5話 リリーは最高!(ジェシー視点)
リリーの幼馴染み、ジェシー視点です。
短めです。
今日もいい天気ね。
自室の窓から空を眺めて、ジェシーは少しだけ微笑んだ。
しかし、屋敷から外に出ることもなくなった彼女には、天気などあまり関係のないことだった。
今日も自分の部屋で小説を読んで過ごすだけ。
いつもと同じ一日がまた繰り返される……。
あの時まではそう思っていた。
外から明るく懐かしい、大好きな声が聴こえてくるまではーー。
いつものように自分の部屋の窓際の椅子に腰掛け、ジェシーは小説を開いた。
今読んでいるのは流行りの冒険小説である。
主人公は子供時代、とある事情で少女なのに少年として育てられた。
好きな剣術を学び、信頼できる仲間に出会い、いつしか女性の格好に戻った彼女は、女騎士として皆と共に魔族を倒す冒険に出るのだ。
ジェシーは主人公がうらやましかった。
最終的に男も女も関係なく、好きなように自由に生き、仲間に囲まれる彼女が。
一人孤独な日常の中で、ふと幼馴染みの少女を思い出す。
身体が弱く、寝ていることも多かったが、いつもジェシーの話をキラキラした瞳で聞いていた。

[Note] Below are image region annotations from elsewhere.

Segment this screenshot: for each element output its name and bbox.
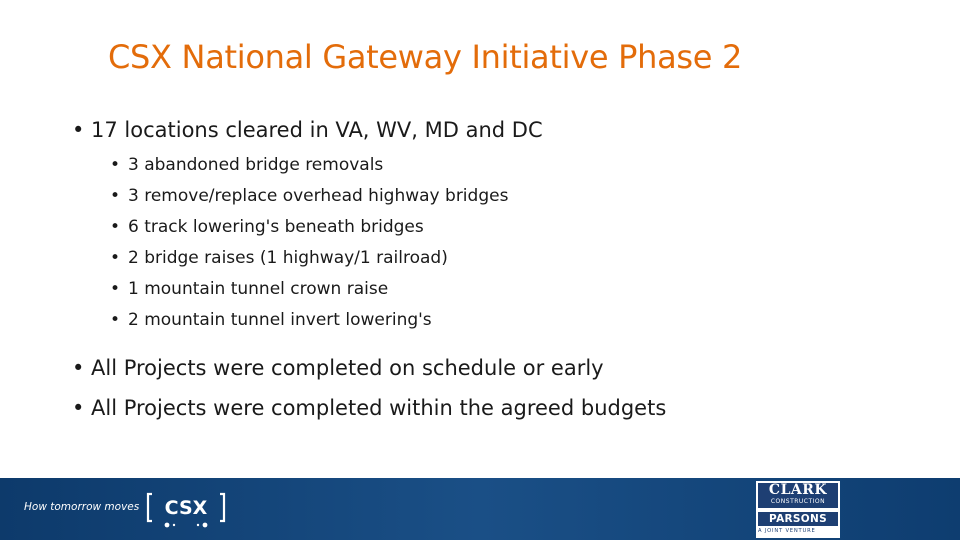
sub-bullet-text: 1 mountain tunnel crown raise xyxy=(128,279,389,299)
joint-venture-text: A JOINT VENTURE xyxy=(758,528,816,534)
sub-bullet xyxy=(110,181,932,212)
csx-logo xyxy=(146,490,226,530)
clark-construction-mark xyxy=(758,483,838,508)
sub-bullet-text: 6 track lowering's beneath bridges xyxy=(128,217,424,237)
clark-text: CLARK xyxy=(768,482,828,498)
sub-bullet-text: 2 bridge raises (1 highway/1 railroad) xyxy=(128,248,448,268)
sub-bullet xyxy=(110,305,932,336)
slide-title: CSX National Gateway Initiative Phase 2 xyxy=(108,38,743,76)
sub-bullet xyxy=(110,212,932,243)
bullet-dot: • xyxy=(72,396,85,420)
main-bullet xyxy=(72,114,932,146)
bullet-dot: • xyxy=(110,279,121,299)
closing-bullet-text: All Projects were completed within the agreed budgets xyxy=(91,396,667,420)
bullet-dot: • xyxy=(72,356,85,380)
bullet-dot: • xyxy=(110,186,121,206)
parsons-text: PARSONS xyxy=(758,512,838,526)
csx-logo-text: CSX xyxy=(164,497,208,519)
sub-bullet xyxy=(110,243,932,274)
closing-bullet-text: All Projects were completed on schedule or early xyxy=(91,356,604,380)
bullet-dot: • xyxy=(110,310,121,330)
sub-bullet-text: 2 mountain tunnel invert lowering's xyxy=(128,310,432,330)
bullet-list xyxy=(72,114,932,428)
bullet-dot: • xyxy=(110,217,121,237)
main-bullet-text: 17 locations cleared in VA, WV, MD and DC xyxy=(91,118,543,142)
sub-bullet-text: 3 abandoned bridge removals xyxy=(128,155,384,175)
construction-text: CONSTRUCTION xyxy=(770,498,826,505)
bullet-dot: • xyxy=(110,155,121,175)
sub-bullet xyxy=(110,274,932,305)
bullet-dot: • xyxy=(110,248,121,268)
csx-tagline: How tomorrow moves xyxy=(24,501,140,513)
closing-bullet xyxy=(72,348,932,388)
sub-bullet xyxy=(110,150,932,181)
bullet-dot: • xyxy=(72,118,85,142)
closing-bullet xyxy=(72,388,932,428)
sub-bullet-list xyxy=(110,150,932,336)
clark-parsons-logo xyxy=(756,481,840,538)
sub-bullet-text: 3 remove/replace overhead highway bridges xyxy=(128,186,509,206)
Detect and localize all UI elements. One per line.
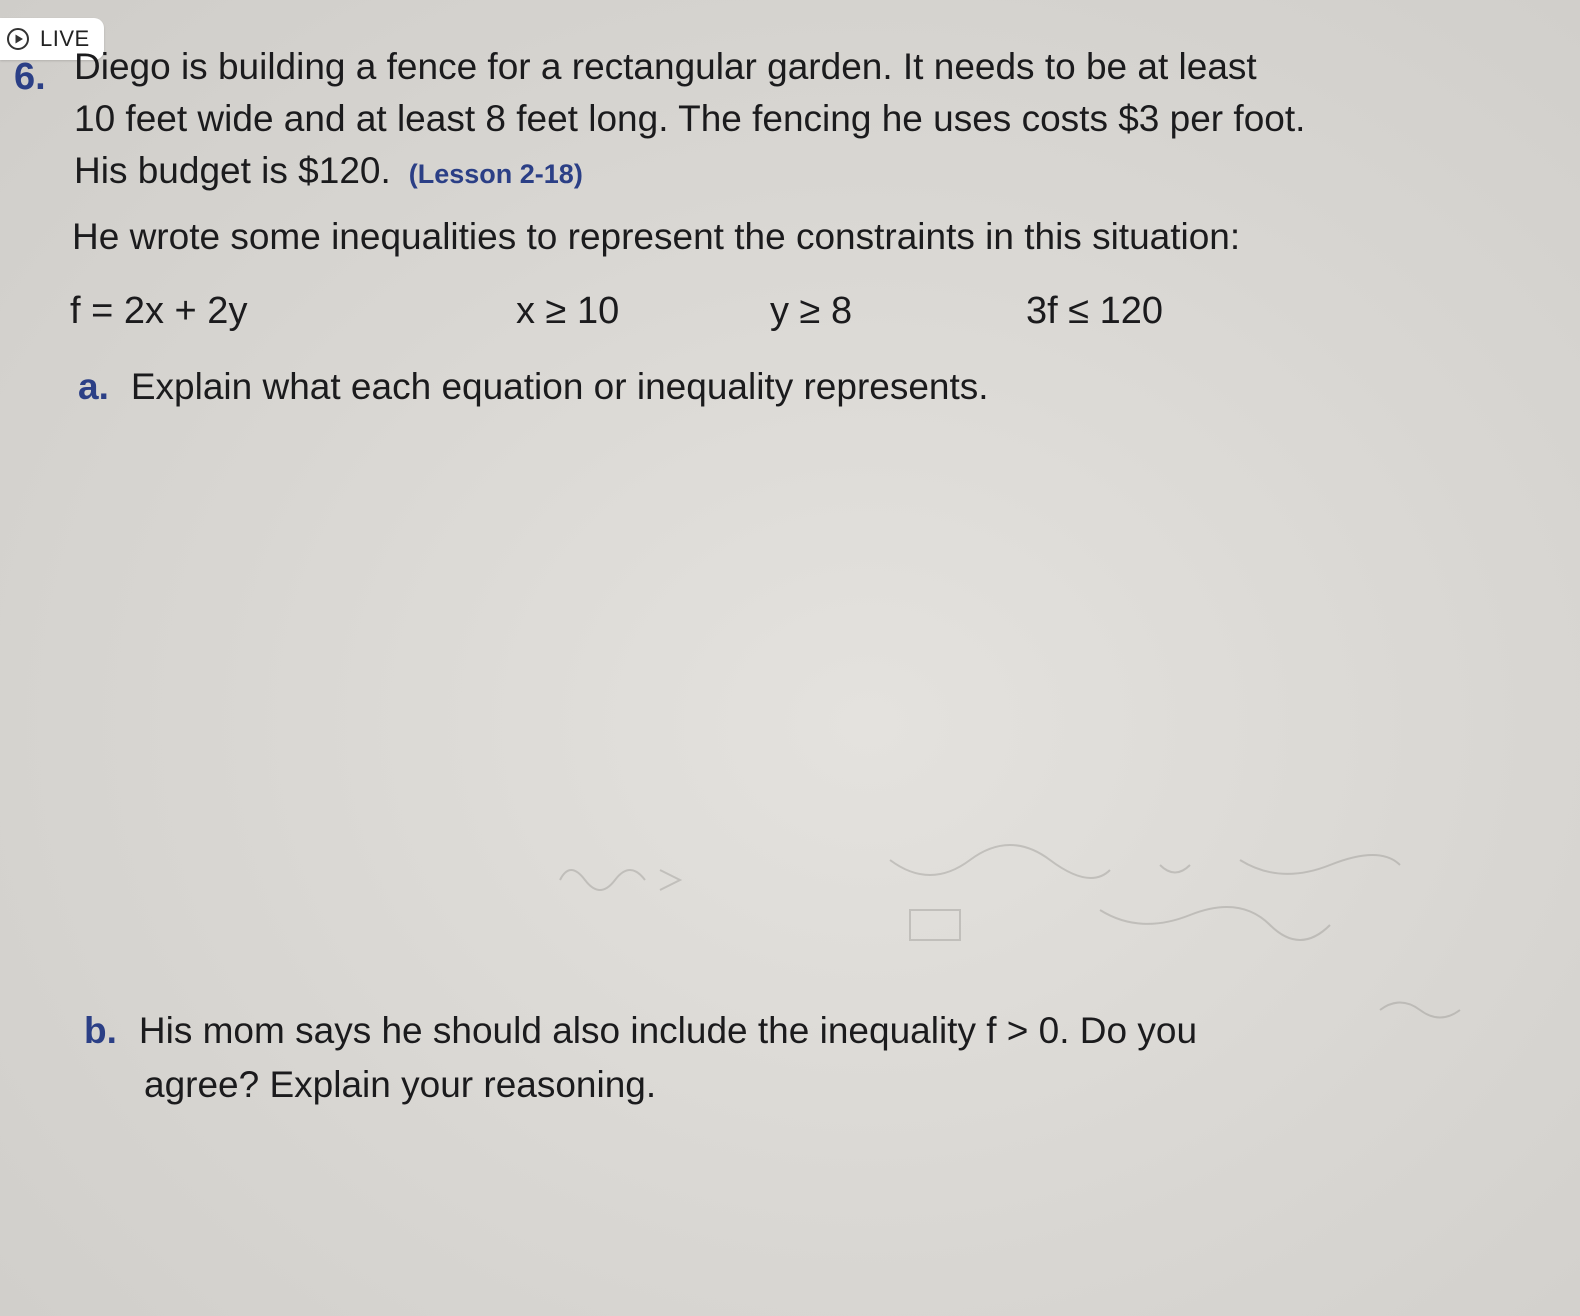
part-b-prompt xyxy=(84,1010,1197,1052)
live-label: LIVE xyxy=(40,26,90,51)
part-b-letter: b. xyxy=(84,1010,117,1051)
part-a-letter: a. xyxy=(78,366,109,407)
play-circle-icon xyxy=(6,27,30,51)
inequalities-intro: He wrote some inequalities to represent the constraints in this situation: xyxy=(72,216,1241,257)
problem-statement-line: Diego is building a fence for a rectangular garden. It needs to be at least xyxy=(74,46,1257,87)
part-a-prompt xyxy=(78,366,989,408)
lesson-reference: (Lesson 2-18) xyxy=(408,159,583,189)
part-a-text: Explain what each equation or inequality represents. xyxy=(130,366,989,407)
part-b-text-line1: His mom says he should also include the inequality f > 0. Do you xyxy=(138,1010,1198,1051)
expression-budget-constraint: 3f ≤ 120 xyxy=(1026,290,1164,332)
expression-fence-length: f = 2x + 2y xyxy=(70,290,248,332)
budget-sentence: His budget is $120. xyxy=(74,150,391,191)
expression-length-constraint: y ≥ 8 xyxy=(770,290,853,332)
problem-statement-line xyxy=(74,150,583,192)
expression-width-constraint: x ≥ 10 xyxy=(516,290,620,332)
part-b-text-line2: agree? Explain your reasoning. xyxy=(144,1064,657,1105)
problem-statement-line: 10 feet wide and at least 8 feet long. The fencing he uses costs $3 per foot. xyxy=(74,98,1306,139)
problem-number: 6. xyxy=(14,56,46,98)
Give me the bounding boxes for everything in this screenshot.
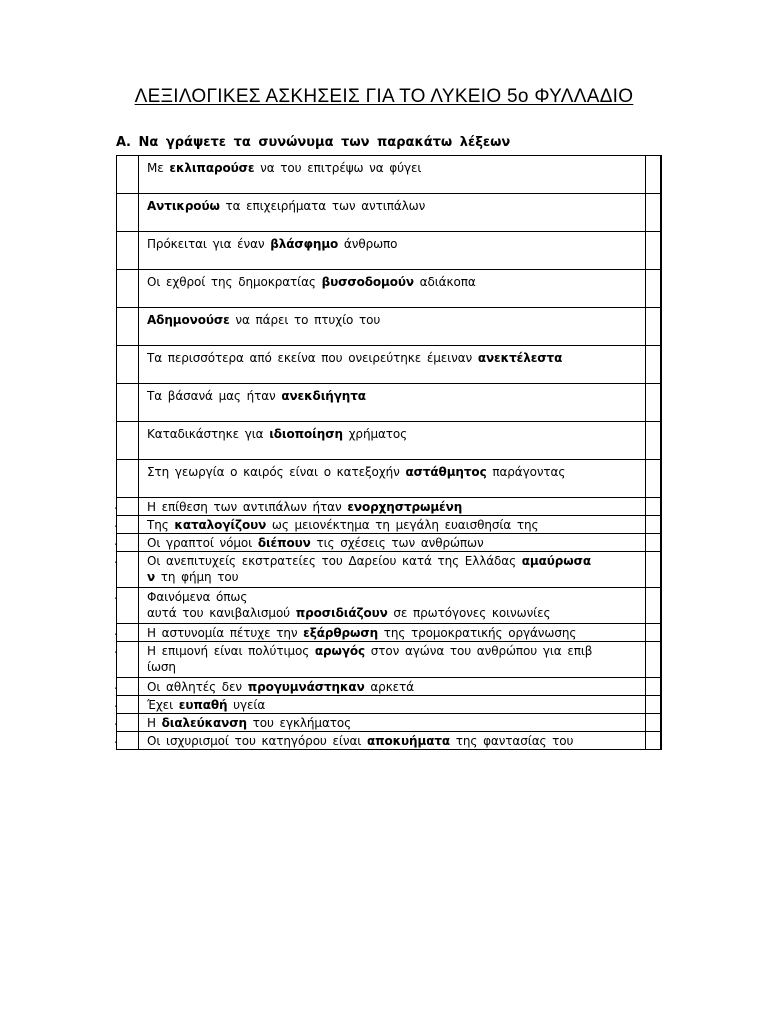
target-word: καταλογίζουν (174, 518, 267, 532)
sentence-cell (139, 552, 646, 588)
sentence-text: τα επιχειρήματα των αντιπάλων (219, 199, 426, 213)
sentence-cell (139, 534, 646, 552)
answer-cell (646, 460, 662, 498)
answer-cell (646, 308, 662, 346)
target-word: βλάσφημο (270, 237, 339, 251)
table-row (117, 552, 662, 588)
table-row (117, 516, 662, 534)
sentence-text: αρκετά (364, 680, 414, 694)
sentence-text: Οι ανεπιτυχείς εκστρατείες του Δαρείου κατά της Ελλάδας (147, 554, 522, 568)
row-number-cell (114, 732, 139, 750)
sentence-text: της φαντασίας του (450, 734, 574, 748)
row-number-cell (114, 498, 139, 516)
row-number: . (114, 588, 118, 602)
row-number: . (114, 732, 118, 746)
row-number-cell (117, 384, 139, 422)
row-number-cell (117, 308, 139, 346)
sentence-text: τις σχέσεις των ανθρώπων (310, 536, 484, 550)
sentence-text: ίωση (147, 660, 176, 674)
sentence-text: να πάρει το πτυχίο του (229, 313, 381, 327)
table-row (117, 232, 662, 270)
sentence-text: υγεία (227, 698, 266, 712)
table-row (117, 308, 662, 346)
row-number: . (114, 624, 118, 638)
row-number-cell (114, 552, 139, 588)
sentence-text: ως μειονέκτημα τη μεγάλη ευαισθησία της (266, 518, 539, 532)
sentence-cell (139, 714, 646, 732)
table-row (117, 624, 662, 642)
sentence-text: στον αγώνα του ανθρώπου για επιβ (365, 644, 593, 658)
sentence-text: Η αστυνομία πέτυχε την (147, 626, 304, 640)
row-number: . (114, 714, 118, 728)
target-word: εκλιπαρούσε (169, 161, 255, 175)
answer-cell (646, 232, 662, 270)
sentence-text: Στη γεωργία ο καιρός είναι ο κατεξοχήν (147, 465, 406, 479)
exercise-instruction: Α. Να γράψετε τα συνώνυμα των παρακάτω λέξεων (116, 135, 511, 150)
sentence-text: Η επιμονή είναι πολύτιμος (147, 644, 315, 658)
worksheet-title: ΛΕΞΙΛΟΓΙΚΕΣ ΑΣΚΗΣΕΙΣ ΓΙΑ ΤΟ ΛΥΚΕΙΟ 5ο ΦΥΛΛΑΔΙΟ (134, 86, 634, 107)
answer-cell (646, 732, 662, 750)
sentence-text: αυτά του κανιβαλισμού (147, 606, 296, 620)
row-number: . (114, 516, 118, 530)
sentence-text: Έχει (147, 698, 179, 712)
answer-cell (646, 624, 662, 642)
target-word: αποκυήματα (366, 734, 451, 748)
sentence-text: χρήματος (342, 427, 408, 441)
target-word: διαλεύκανση (161, 716, 247, 730)
row-number-cell (114, 714, 139, 732)
row-number-cell (117, 194, 139, 232)
table-row (117, 534, 662, 552)
sentence-cell (139, 624, 646, 642)
answer-cell (646, 642, 662, 678)
table-row (117, 460, 662, 498)
sentence-cell (139, 422, 646, 460)
target-word: ιδιοποίηση (269, 427, 343, 441)
answer-cell (646, 270, 662, 308)
target-word: Αντικρούω (147, 199, 220, 213)
row-number-cell (117, 422, 139, 460)
sentence-text: άνθρωπο (338, 237, 398, 251)
row-number-cell (114, 534, 139, 552)
target-word: ν (147, 570, 156, 584)
target-word: Αδημονούσε (147, 313, 230, 327)
answer-cell (646, 346, 662, 384)
table-row (117, 642, 662, 678)
answer-cell (646, 696, 662, 714)
sentence-cell (139, 732, 646, 750)
sentence-text: Οι γραπτοί νόμοι (147, 536, 258, 550)
row-number-cell (114, 678, 139, 696)
row-number-cell (114, 696, 139, 714)
answer-cell (646, 384, 662, 422)
sentence-cell (139, 588, 646, 624)
sentence-text: αδιάκοπα (413, 275, 476, 289)
sentence-text: Τα βάσανά μας ήταν (147, 389, 282, 403)
table-row (117, 346, 662, 384)
sentence-text: Οι εχθροί της δημοκρατίας (147, 275, 322, 289)
answer-cell (646, 714, 662, 732)
sentence-cell (139, 516, 646, 534)
sentence-cell (139, 384, 646, 422)
target-word: ενορχηστρωμένη (347, 500, 463, 514)
row-number-cell (117, 460, 139, 498)
sentence-cell (139, 194, 646, 232)
row-number-cell (117, 270, 139, 308)
answer-cell (646, 534, 662, 552)
target-word: εξάρθρωση (303, 626, 379, 640)
sentence-text: Πρόκειται για έναν (147, 237, 271, 251)
table-row (117, 156, 662, 194)
sentence-cell (139, 678, 646, 696)
row-number-cell (114, 624, 139, 642)
row-number: . (114, 696, 118, 710)
sentence-text: Με (147, 161, 170, 175)
sentence-cell (139, 270, 646, 308)
target-word: αρωγός (314, 644, 366, 658)
sentence-text: του εγκλήματος (246, 716, 352, 730)
table-row (117, 498, 662, 516)
row-number: . (114, 534, 118, 548)
row-number: . (114, 552, 118, 566)
sentence-cell (139, 156, 646, 194)
sentence-text: Οι ισχυρισμοί του κατηγόρου είναι (147, 734, 367, 748)
table-row (117, 270, 662, 308)
target-word: ευπαθή (178, 698, 228, 712)
sentence-text: Η (147, 716, 162, 730)
target-word: προσιδιάζουν (295, 606, 388, 620)
target-word: αμαύρωσα (521, 554, 592, 568)
answer-cell (646, 194, 662, 232)
target-word: ανεκδιήγητα (281, 389, 366, 403)
row-number-cell (117, 232, 139, 270)
answer-cell (646, 552, 662, 588)
row-number-cell (114, 588, 139, 624)
sentence-cell (139, 232, 646, 270)
sentence-text: Της (147, 518, 175, 532)
sentence-cell (139, 308, 646, 346)
sentence-text: Τα περισσότερα από εκείνα που ονειρεύτηκε έμειναν (147, 351, 478, 365)
target-word: διέπουν (257, 536, 311, 550)
answer-cell (646, 678, 662, 696)
row-number-cell (114, 516, 139, 534)
row-number: . (114, 678, 118, 692)
answer-cell (646, 422, 662, 460)
target-word: προγυμνάστηκαν (247, 680, 365, 694)
row-number-cell (117, 156, 139, 194)
sentence-cell (139, 346, 646, 384)
table-row (117, 384, 662, 422)
table-row (117, 714, 662, 732)
sentence-cell (139, 460, 646, 498)
table-row (117, 194, 662, 232)
table-row (117, 422, 662, 460)
table-row (117, 732, 662, 750)
row-number-cell (114, 642, 139, 678)
sentence-text: Η επίθεση των αντιπάλων ήταν (147, 500, 348, 514)
sentence-text: Φαινόμενα όπως (147, 590, 248, 604)
sentence-text: Οι αθλητές δεν (147, 680, 248, 694)
sentence-text: της τρομοκρατικής οργάνωσης (378, 626, 577, 640)
sentence-cell (139, 696, 646, 714)
table-row (117, 696, 662, 714)
table-row (117, 588, 662, 624)
sentence-cell (139, 498, 646, 516)
row-number-cell (117, 346, 139, 384)
table-row (117, 678, 662, 696)
sentence-text: παράγοντας (486, 465, 566, 479)
sentence-text: να του επιτρέψω να φύγει (254, 161, 422, 175)
answer-cell (646, 498, 662, 516)
row-number: . (114, 498, 118, 512)
row-number: . (114, 642, 118, 656)
target-word: βυσσοδομούν (321, 275, 414, 289)
answer-cell (646, 156, 662, 194)
sentence-cell (139, 642, 646, 678)
exercise-table (116, 155, 662, 750)
sentence-text: τη φήμη του (155, 570, 239, 584)
sentence-text: Καταδικάστηκε για (147, 427, 270, 441)
answer-cell (646, 516, 662, 534)
target-word: ανεκτέλεστα (477, 351, 563, 365)
target-word: αστάθμητος (405, 465, 487, 479)
sentence-text: σε πρωτόγονες κοινωνίες (387, 606, 551, 620)
answer-cell (646, 588, 662, 624)
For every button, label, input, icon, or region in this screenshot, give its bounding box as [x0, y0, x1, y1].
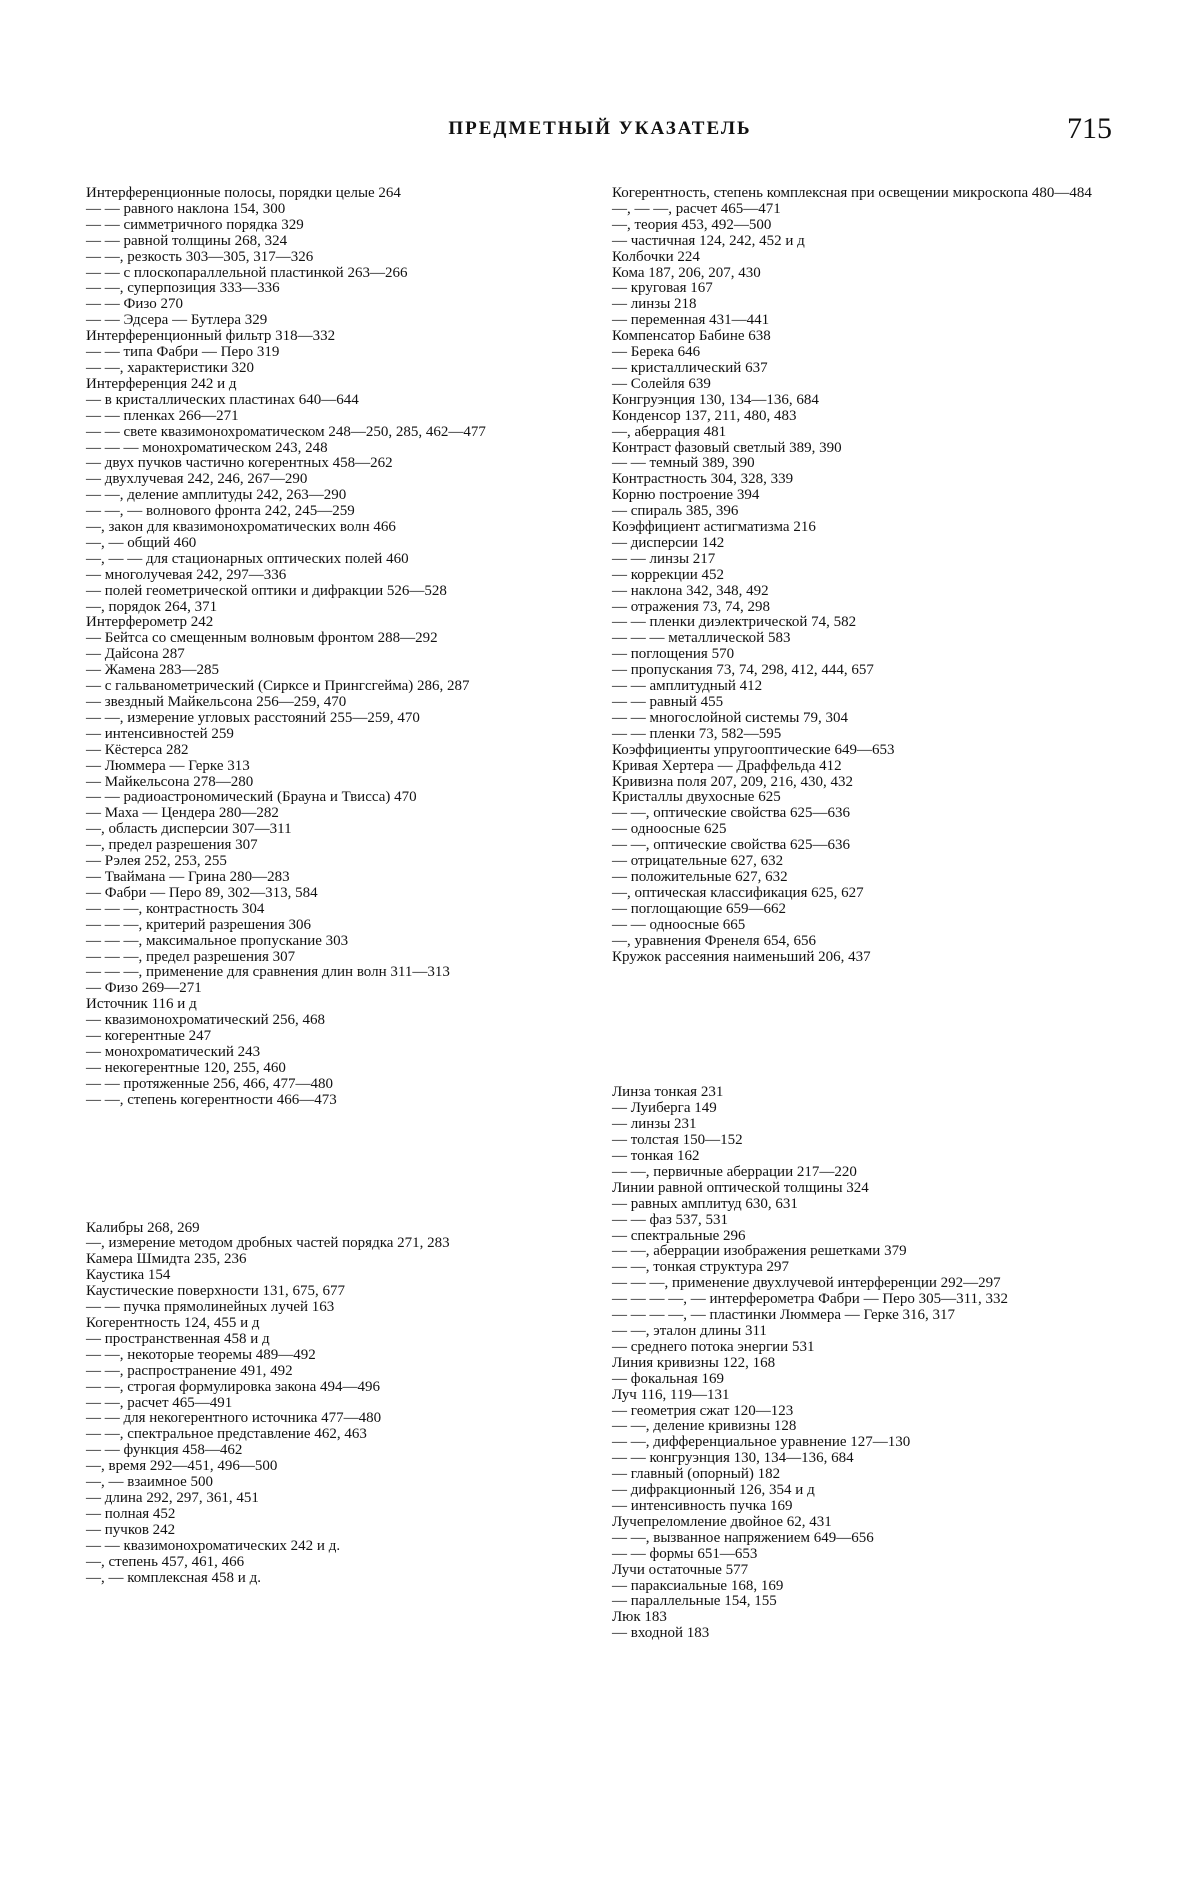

彼女を楽しませたい、笑わせたい、あの時のジェシーにはそれが全てだった。
リリー、今どうしてる?
元気になったとアーサーお兄様は言っていたけれど。
あなたにとても会いたいわ。
でも会いたくない気持ちもあるわね。
こんな風に屋敷に閉じ籠っている私なんて、リリーには見せたくないわ……。
手紙も途中から出さなくなってしまった。
こんな薄情な自分のことなんて、リリーはもう忘れているに違いないーー。
ジェシーが小さく溜息を吐いたその時、窓の外に門の方から近付いてくる人影を見つけた。
馬車に乗らずに歩いてくる方なんて珍しいわね。
あら、あれはお兄さまとアーサーお兄様?
……一緒にいる女性は誰かしら?
なんだか珍しく気になり、久しぶりにベランダへと出てみた。
すると、兄のオーウェンがこちらを指差しながら女性に何か話すそぶりをしている。
何事かとジェシーが首を傾げた直後だった。
「ジェシー!!」
女性が私を見て令嬢にあるまじき大声で叫んだ。
手にしていたバスケットをアーサーに押し付け、両手を挙げてぶんぶん振りながらピョンピョン跳ねている。
あの女性はもしかして……。
「リリー!?」
記憶と違うあまりの元気の良さにベランダから身を乗り出して驚いていると、リリーを挟むように立っていたオーウェンとアーサーが身体を折って笑っている。
確かに今のは伯爵令嬢とは思えない大声だったわね。
しかも、あの子ったらあんなに落ち着きなく飛び跳ねて。
まるで子供みたいじゃないの。
……ふふっ、なんだか私までおかしくなってきたじゃない。
笑いが止まらないわ。
あははっ、まだ跳んでる。
笑うのなんていつぶりかしら……。
「リリー、今行くわ!」
ジェシーも大きな声で叫び返すと、急いで部屋を飛び出した。
廊下を走り抜けるジェシーを使用人達が驚いた顔で見送っているが、そのポカンとした顔までもが愉快に感じられた。
あぁ、やっぱりリリーは最高ね!
さっきまで会いたくないなどと思っていたのが嘘のようだ。
玄関から飛び出したジェシーはリリーに飛び付いた。